Now, taking the second case $121\times 1$ we get,
$\begin{align}
  & x+y=121........Eq.(3) \\
 & x-y=1..........Eq.(4) \\
\end{align}$
Adding the above two equations we get,
$\begin{align}
  & 2x=122 \\
 & \Rightarrow x=61 \\
\end{align}$
Substituting the above value of x in eq. (3) we get,
$\begin{align}
  & 61+y=121 \\
 & \Rightarrow y=121-61 \\
 & \Rightarrow y=60 \\
\end{align}$
From the above solution, we got the value of x and y as 61 units and 60 units.
Now, we got the value of hypotenuse as 61 units, base, and perpendicular as 11 units and 61 units.
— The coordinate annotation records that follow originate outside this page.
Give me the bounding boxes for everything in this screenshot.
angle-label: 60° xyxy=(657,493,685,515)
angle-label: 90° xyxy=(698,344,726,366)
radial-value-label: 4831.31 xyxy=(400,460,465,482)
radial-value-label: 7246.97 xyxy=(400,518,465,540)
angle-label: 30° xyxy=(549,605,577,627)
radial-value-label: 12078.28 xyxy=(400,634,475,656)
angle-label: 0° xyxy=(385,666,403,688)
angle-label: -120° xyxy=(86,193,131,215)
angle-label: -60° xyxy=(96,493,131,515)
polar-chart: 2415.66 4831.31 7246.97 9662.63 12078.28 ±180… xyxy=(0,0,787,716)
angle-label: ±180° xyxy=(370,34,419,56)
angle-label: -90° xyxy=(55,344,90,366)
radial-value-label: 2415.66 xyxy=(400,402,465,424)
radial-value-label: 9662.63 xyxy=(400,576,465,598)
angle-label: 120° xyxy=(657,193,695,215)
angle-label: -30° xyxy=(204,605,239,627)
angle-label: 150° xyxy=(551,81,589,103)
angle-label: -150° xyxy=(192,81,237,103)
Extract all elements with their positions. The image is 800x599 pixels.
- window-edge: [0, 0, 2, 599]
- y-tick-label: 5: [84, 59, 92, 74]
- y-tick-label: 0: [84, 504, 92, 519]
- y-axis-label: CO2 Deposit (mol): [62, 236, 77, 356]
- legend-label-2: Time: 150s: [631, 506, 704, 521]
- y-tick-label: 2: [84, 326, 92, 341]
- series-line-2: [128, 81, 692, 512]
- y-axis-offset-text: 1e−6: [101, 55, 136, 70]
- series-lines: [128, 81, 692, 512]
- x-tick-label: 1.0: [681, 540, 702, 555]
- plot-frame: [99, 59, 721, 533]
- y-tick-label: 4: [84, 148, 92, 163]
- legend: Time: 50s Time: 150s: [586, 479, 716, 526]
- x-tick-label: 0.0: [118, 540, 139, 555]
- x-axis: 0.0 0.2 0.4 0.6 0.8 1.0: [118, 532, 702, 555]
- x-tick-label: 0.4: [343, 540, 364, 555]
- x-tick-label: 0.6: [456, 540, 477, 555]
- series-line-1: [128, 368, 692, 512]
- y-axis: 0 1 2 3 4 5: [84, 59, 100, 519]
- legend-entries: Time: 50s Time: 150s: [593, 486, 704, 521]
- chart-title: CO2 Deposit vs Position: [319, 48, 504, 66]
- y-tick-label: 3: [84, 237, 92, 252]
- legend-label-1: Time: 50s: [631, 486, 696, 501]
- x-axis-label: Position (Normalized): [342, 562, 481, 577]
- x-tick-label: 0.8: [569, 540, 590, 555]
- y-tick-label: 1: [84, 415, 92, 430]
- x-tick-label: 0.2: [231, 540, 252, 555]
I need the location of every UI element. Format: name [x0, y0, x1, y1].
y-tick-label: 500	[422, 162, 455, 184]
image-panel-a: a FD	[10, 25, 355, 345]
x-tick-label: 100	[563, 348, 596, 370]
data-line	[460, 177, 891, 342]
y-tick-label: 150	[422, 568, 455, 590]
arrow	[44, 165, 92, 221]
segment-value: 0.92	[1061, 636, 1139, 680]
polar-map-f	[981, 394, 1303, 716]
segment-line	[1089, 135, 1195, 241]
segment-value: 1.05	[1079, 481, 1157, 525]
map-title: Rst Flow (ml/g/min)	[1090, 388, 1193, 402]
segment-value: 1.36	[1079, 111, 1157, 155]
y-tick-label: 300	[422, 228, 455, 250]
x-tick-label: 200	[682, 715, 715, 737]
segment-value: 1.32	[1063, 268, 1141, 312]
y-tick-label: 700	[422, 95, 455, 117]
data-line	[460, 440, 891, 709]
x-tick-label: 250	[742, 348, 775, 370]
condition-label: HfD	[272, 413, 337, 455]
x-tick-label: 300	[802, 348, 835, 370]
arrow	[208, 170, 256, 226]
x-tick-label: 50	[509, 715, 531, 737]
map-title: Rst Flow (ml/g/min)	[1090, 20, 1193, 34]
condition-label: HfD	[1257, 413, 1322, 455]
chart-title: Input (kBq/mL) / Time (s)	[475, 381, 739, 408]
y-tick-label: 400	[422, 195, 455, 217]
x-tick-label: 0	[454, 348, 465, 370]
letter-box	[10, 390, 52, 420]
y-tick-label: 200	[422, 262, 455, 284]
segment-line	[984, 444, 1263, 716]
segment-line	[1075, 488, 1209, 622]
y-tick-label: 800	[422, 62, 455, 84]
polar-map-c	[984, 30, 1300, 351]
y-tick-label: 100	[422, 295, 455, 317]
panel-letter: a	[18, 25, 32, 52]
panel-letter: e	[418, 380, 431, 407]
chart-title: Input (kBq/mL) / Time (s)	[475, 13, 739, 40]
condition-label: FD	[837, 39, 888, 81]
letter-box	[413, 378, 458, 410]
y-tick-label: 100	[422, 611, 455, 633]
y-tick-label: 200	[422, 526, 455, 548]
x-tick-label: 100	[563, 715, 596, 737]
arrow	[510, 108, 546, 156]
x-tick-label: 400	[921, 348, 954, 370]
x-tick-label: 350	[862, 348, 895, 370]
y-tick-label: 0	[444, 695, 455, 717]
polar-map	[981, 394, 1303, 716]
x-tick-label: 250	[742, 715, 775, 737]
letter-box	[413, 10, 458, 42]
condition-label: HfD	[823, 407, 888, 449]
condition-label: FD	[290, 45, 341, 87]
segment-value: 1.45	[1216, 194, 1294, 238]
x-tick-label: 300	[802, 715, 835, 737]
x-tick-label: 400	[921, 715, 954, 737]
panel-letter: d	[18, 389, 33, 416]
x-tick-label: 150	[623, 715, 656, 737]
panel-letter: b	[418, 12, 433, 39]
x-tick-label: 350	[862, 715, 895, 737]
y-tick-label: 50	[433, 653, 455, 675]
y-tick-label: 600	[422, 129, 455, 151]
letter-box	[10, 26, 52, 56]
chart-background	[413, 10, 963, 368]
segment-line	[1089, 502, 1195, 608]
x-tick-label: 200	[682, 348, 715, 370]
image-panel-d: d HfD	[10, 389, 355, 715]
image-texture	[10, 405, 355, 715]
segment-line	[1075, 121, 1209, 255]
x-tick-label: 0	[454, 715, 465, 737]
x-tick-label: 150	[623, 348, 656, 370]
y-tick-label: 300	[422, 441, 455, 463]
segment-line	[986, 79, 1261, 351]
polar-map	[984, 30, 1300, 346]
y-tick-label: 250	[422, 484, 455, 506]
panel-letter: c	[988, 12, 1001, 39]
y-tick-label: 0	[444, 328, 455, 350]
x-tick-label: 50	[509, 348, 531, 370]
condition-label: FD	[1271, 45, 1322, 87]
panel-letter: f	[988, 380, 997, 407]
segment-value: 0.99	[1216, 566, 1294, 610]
We know the area of a right triangle is equal to one half of the base multiplied by the height.

We have found in the above solution, the base is BC equal to 11 units and AB is the height is equal to 60 units.
Area of triangle ABC is equal to:
$\begin{align}
  & \dfrac{1}{2}\left( base \right)\left( height \right) \\
 & =\dfrac{1}{2}\left( 11 \right)\left( 60 \right) \\
 & =30\left( 11 \right)=330\text{sq}\text{. units} \\
\end{align}$
Hence, we got the area of triangle ABC as 330 sq. units which is more than 300.
Hence, the correct option is (d).

Note: The possible mistake that could happen in this problem is that you might have skipped one of the two cases that we have shown above when the side of length 11 is the hypotenuse and when it is not so if you miss the main case when 11 is not a hypotenuse then you won’t get an answer but if you miss the case when 11 is a hypotenuse then you are lucky and you get the right answer. But it is not necessary that your luck will always be in your favor so it is better to take both of the cases.